We’re not a big country. We don’t need a domestic flight network. Those cities that do have a connection and they just go via London. It makes absolute sense for London as a base given there’s like 20% of the entire country living in the area.

I’ve never flown them but it’s certainly a good option given the short hop to Amsterdam for any long haul options. Their FF programme is kind of hard to climb but these changes do mean I (and many others) just won’t be getting status anywhere so it’s down to flight cost/convenience/on board experience.

I’m figuring out how to retain BA Silver by March 2025, then spend the remaining Amex voucher and remaining Avios in the joint account over the year for the lounge access in economy. Then it’s open skies I suppose.

On the up side I’ll be getting a lot more flight review YT watches now I’ll be venturing out!

Most countries are like this if they are European or our size though, this is my point.

My French friend flies AF but almost all her flights route via Paris. If in Germany you’re likely going via Munich or Frankfurt.

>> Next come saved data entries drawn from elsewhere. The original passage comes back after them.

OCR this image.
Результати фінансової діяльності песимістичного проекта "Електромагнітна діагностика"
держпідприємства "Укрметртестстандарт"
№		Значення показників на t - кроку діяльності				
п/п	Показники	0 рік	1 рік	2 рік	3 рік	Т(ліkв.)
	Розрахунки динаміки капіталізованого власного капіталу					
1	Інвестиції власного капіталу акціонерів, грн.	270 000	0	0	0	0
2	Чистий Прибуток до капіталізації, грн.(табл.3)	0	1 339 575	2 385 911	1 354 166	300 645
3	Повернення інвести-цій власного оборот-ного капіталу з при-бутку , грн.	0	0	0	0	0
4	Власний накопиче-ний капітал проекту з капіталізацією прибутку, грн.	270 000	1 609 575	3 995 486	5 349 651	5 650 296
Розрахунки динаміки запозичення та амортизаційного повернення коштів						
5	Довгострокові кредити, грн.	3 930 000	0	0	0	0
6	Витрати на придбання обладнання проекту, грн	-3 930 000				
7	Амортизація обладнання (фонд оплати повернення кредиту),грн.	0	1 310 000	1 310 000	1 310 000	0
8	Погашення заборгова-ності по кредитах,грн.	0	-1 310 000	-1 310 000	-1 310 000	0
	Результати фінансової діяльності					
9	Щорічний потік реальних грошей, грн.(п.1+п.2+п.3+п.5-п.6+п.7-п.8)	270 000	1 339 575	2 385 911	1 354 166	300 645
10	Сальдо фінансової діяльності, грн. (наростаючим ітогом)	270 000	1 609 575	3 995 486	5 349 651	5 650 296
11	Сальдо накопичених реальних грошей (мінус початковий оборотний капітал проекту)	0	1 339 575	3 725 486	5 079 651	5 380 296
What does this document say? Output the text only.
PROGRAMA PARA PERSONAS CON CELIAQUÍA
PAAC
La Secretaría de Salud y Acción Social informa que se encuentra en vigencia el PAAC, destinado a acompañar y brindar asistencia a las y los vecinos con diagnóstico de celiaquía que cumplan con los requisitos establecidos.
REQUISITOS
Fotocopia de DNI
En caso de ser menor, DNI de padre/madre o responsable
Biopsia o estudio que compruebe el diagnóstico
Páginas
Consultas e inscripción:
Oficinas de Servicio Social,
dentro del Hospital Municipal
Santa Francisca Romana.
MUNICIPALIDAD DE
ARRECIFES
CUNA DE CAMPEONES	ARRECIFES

As time goes on I think hub and spoke will reduce as smaller planes go further and become more economical, but until then clearly there isn’t a business case for BA to fly from more than one hub or they would be. Virgin have taken a lot of the premium northern market and TUI/Jet2 have the leisure market.

If I’m honest half the people complaining about BA not flying more around the UK wouldn’t actually take BA anyway, it’s just an easy “omgzzzzLondonGetEverything” thing to say that gets the likes and claps.

BA fly via London but they fly from several airports. They do the same as any hub and spoke airline globally. I don’t really see why people think they are uniquely disadvantaged. You don’t live in the capital city, it’s got its positives and negatives.